Según las denuncias presentadas, el sistema de transmisión de resultados no solo falló de forma intermitente, sino que fue contaminado para alterar la voluntad popular expresada en las urnas.
Para los sectores que exigen la nulidad del proceso, estas son las fallas críticas que invalidan la elección:
- Manipulación y alteración de actas: Se han reportado miles de actas con inconsistencias numéricas. candidatos como Salvador Nasralla han denunciado un robo de votos mediante el cual sufragios a su favor fueron acreditados a otros aspirantes en el sistema digital.
- Fallas masivas en el TREP: El sistema de transmisión de resultados electorales preliminares (TREP) sufrió retrasos críticos y apagones informáticos. El CNE admitió intentos de alterar el software de transmisión, lo que para muchos analistas locales representa una vulneración total de la seguridad de los datos.
- Inconsistencias en el censo electoral: Persisten las quejas sobre ciudadanos fallecidos que aún aparecen habilitados para votar y cambios de domicilio no autorizados que impidieron a miles de hondureños ejercer su derecho.
- Retrasos logísticos sin precedentes: El día de la elección, cientos de Juntas Receptoras de Votos (JRV) abrieron con hasta nueve horas de retraso debido a la falta de maletas electorales y documentos esenciales, una falla atribuida a los proveedores de imprenta contratados por el Estado.
- Injerencia y presión política: Magistrados del propio CNE, como Marlon Ochoa, han denunciado que los resultados oficiales están influenciados por intereses externos y declaraciones de figuras políticas extranjeras que buscaron inclinar la balanza antes de finalizar el conteo oficial.
- Compra de votos y coacción: Se han documentado denuncias de transporte de votantes y entrega de prebendas en las cercanías de los centros de votación, violentando el silencio electoral y la libertad del sufragio.

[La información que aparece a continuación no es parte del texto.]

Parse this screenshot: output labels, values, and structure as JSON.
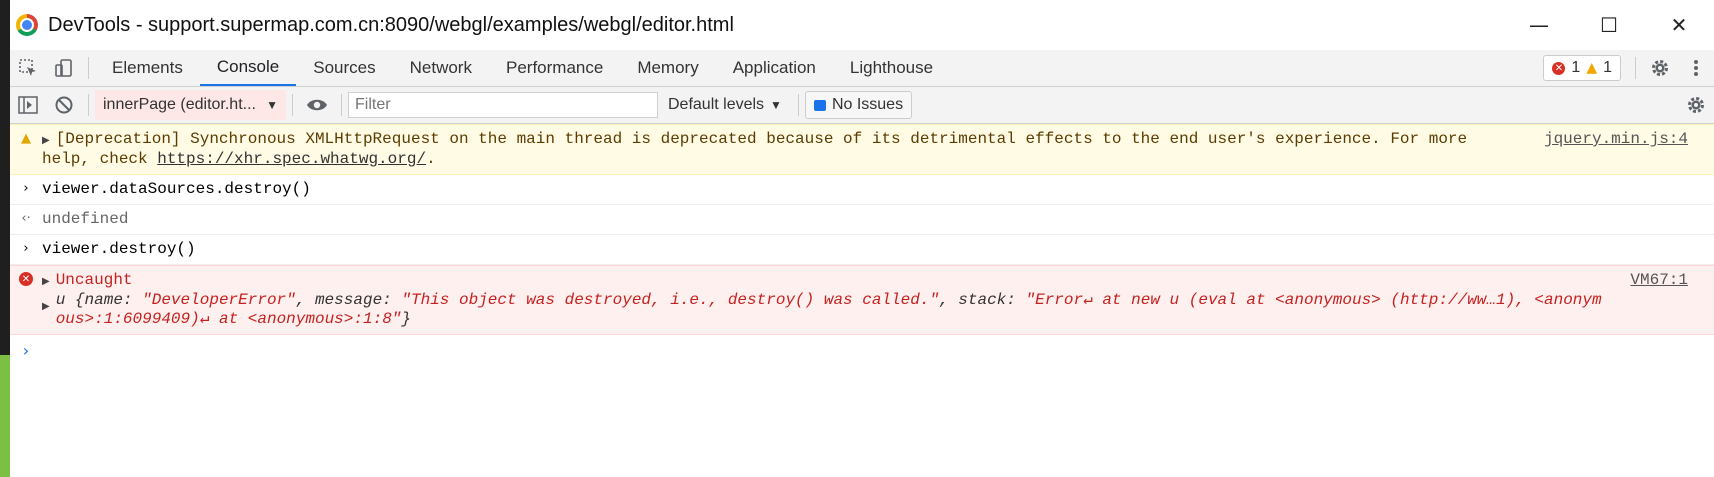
{
  "window": {
    "title": "DevTools - support.supermap.com.cn:8090/webgl/examples/webgl/editor.html",
    "minimize": "—",
    "maximize": "☐",
    "close": "✕"
  },
  "tabs": [
    "Elements",
    "Console",
    "Sources",
    "Network",
    "Performance",
    "Memory",
    "Application",
    "Lighthouse"
  ],
  "active_tab": "Console",
  "counts": {
    "errors": "1",
    "warnings": "1"
  },
  "toolbar": {
    "context": "innerPage (editor.ht...",
    "filter_placeholder": "Filter",
    "levels": "Default levels",
    "issues": "No Issues"
  },
  "messages": {
    "warn": {
      "text": "[Deprecation] Synchronous XMLHttpRequest on the main thread is deprecated because of its detrimental effects to the end user's experience. For more",
      "line2_prefix": "help, check ",
      "link": "https://xhr.spec.whatwg.org/",
      "line2_suffix": ".",
      "source": "jquery.min.js:4"
    },
    "input1": "viewer.dataSources.destroy()",
    "output1": "undefined",
    "input2": "viewer.destroy()",
    "error": {
      "title": "Uncaught",
      "source": "VM67:1",
      "obj_prefix": "u {name: ",
      "name_val": "\"DeveloperError\"",
      "msg_key": ", message: ",
      "msg_val": "\"This object was destroyed, i.e., destroy() was called.\"",
      "stack_key": ", stack: ",
      "stack_val1": "\"Error↵    at new u (eval at <anonymous> (http://ww…1), <anonym",
      "stack_val2": "ous>:1:6099409)↵    at <anonymous>:1:8\"",
      "closing": "}"
    }
  }
}
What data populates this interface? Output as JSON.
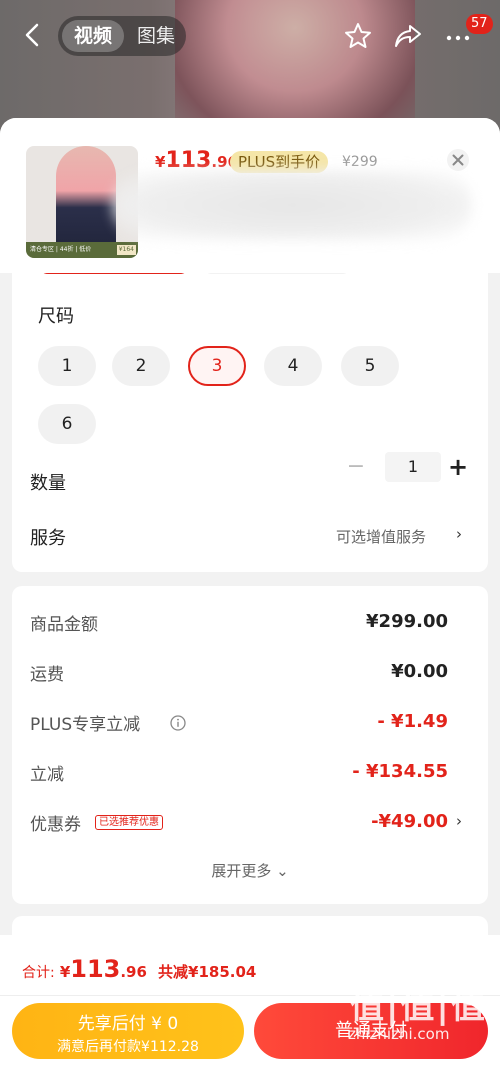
{
  "top_bar": {
    "tab_video": "视频",
    "tab_gallery": "图集",
    "cart_badge": "57"
  },
  "product": {
    "thumb_caption": "清仓专区 | 44折 | 低价",
    "thumb_sale": "¥164",
    "price_currency": "¥",
    "price_int": "113",
    "price_dec": ".96",
    "plus_tag": "PLUS到手价",
    "orig_price": "¥299"
  },
  "options": {
    "size_title": "尺码",
    "sizes": [
      "1",
      "2",
      "3",
      "4",
      "5",
      "6"
    ],
    "selected_size": "3",
    "qty_label": "数量",
    "qty_minus": "−",
    "qty_value": "1",
    "qty_plus": "+",
    "service_label": "服务",
    "service_hint": "可选增值服务",
    "chevron": "›"
  },
  "price_detail": {
    "rows": [
      {
        "label": "商品金额",
        "value": "¥299.00",
        "red": false
      },
      {
        "label": "运费",
        "value": "¥0.00",
        "red": false
      },
      {
        "label": "PLUS专享立减",
        "value": "- ¥1.49",
        "red": true
      },
      {
        "label": "立减",
        "value": "- ¥134.55",
        "red": true
      },
      {
        "label": "优惠券",
        "value": "-¥49.00",
        "red": true
      }
    ],
    "coupon_tag": "已选推荐优惠",
    "expand_more": "展开更多 ⌄"
  },
  "bottom": {
    "total_label": "合计:",
    "total_currency": "¥",
    "total_int": "113",
    "total_dec": ".96",
    "total_saved": "共减¥185.04",
    "pay_later_line1": "先享后付 ¥ 0",
    "pay_later_line2": "满意后再付款¥112.28",
    "pay_normal": "普通支付",
    "watermark_mark": "值|值|值",
    "watermark_site": "zhizhizhi.com"
  },
  "colors": {
    "accent_red": "#e2231a",
    "plus_gold": "#f5e6a8",
    "pay_later_yellow": "#ffb414"
  }
}
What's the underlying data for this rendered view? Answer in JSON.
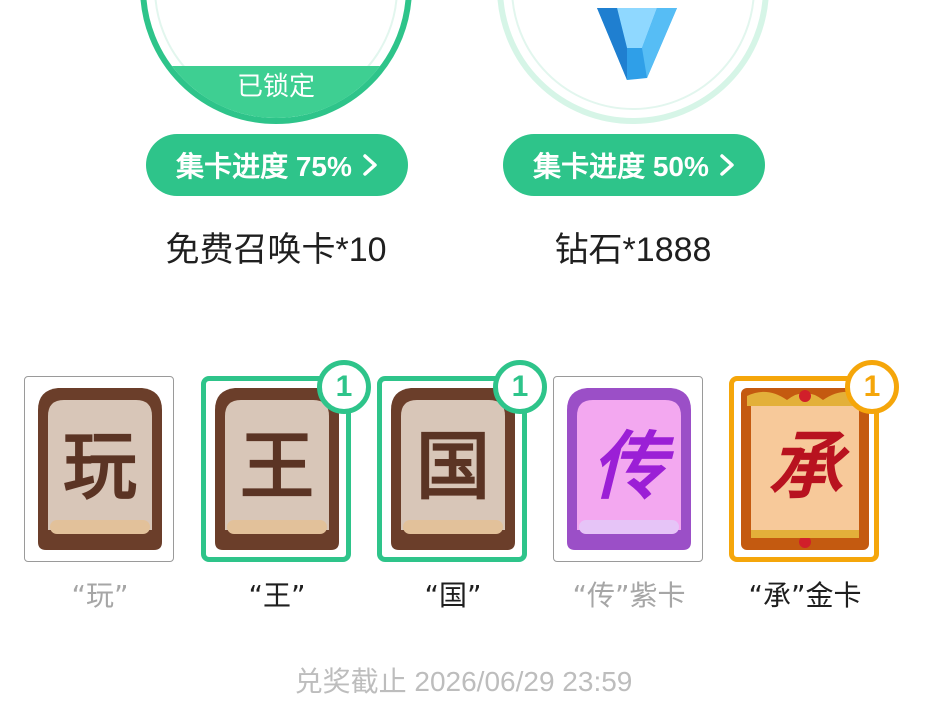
{
  "prizes": [
    {
      "status": "已锁定",
      "progress_label": "集卡进度 75%",
      "progress_percent": 75,
      "name": "免费召唤卡*10",
      "icon": "summon-card-icon"
    },
    {
      "progress_label": "集卡进度 50%",
      "progress_percent": 50,
      "name": "钻石*1888",
      "icon": "diamond-icon"
    }
  ],
  "cards": [
    {
      "glyph": "玩",
      "label": "“玩”",
      "count": null,
      "collected": false
    },
    {
      "glyph": "王",
      "label": "“王”",
      "count": "1",
      "collected": true
    },
    {
      "glyph": "国",
      "label": "“国”",
      "count": "1",
      "collected": true
    },
    {
      "glyph": "传",
      "label": "“传”紫卡",
      "count": null,
      "collected": false
    },
    {
      "glyph": "承",
      "label": "“承”金卡",
      "count": "1",
      "collected": true
    }
  ],
  "deadline": "兑奖截止 2026/06/29 23:59",
  "colors": {
    "accent": "#2ec48a",
    "gold": "#f5a60a",
    "text": "#1f1f1f",
    "muted": "#a6a6a6"
  }
}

La situación ha provocado una parálisis en el reconocimiento de las autoridades electas. Mientras el CNE intenta avanzar con un escrutinio especial voto por voto en miles de urnas impugnadas, las calles de las principales ciudades como Tegucigalpa y San Pedro Sula han sido escenario de protestas. La falta de un árbitro confiable ha llevado a que los partidos políticos se declaren ganadores simultáneamente, exacerbando la polarización.
Este escenario de irregularidades ocurre en un contexto de fragilidad institucional previa, donde las pugnas internas entre los consejeros del CNE y la falta de reformas electorales profundas dejaron el camino libre para el caos actual. Con la fecha límite de proclamación oficial acercándose, la demanda de nulidad total o parcial del proceso se mantiene como el principal eje de la crisis hondureña.
La acumulación de fallas técnicas y denuncias de fraude ha erosionado la confianza ciudadana en el CNE, dejando al organismo sin autoridad moral para proclamar un ganador sin cuestionamientos.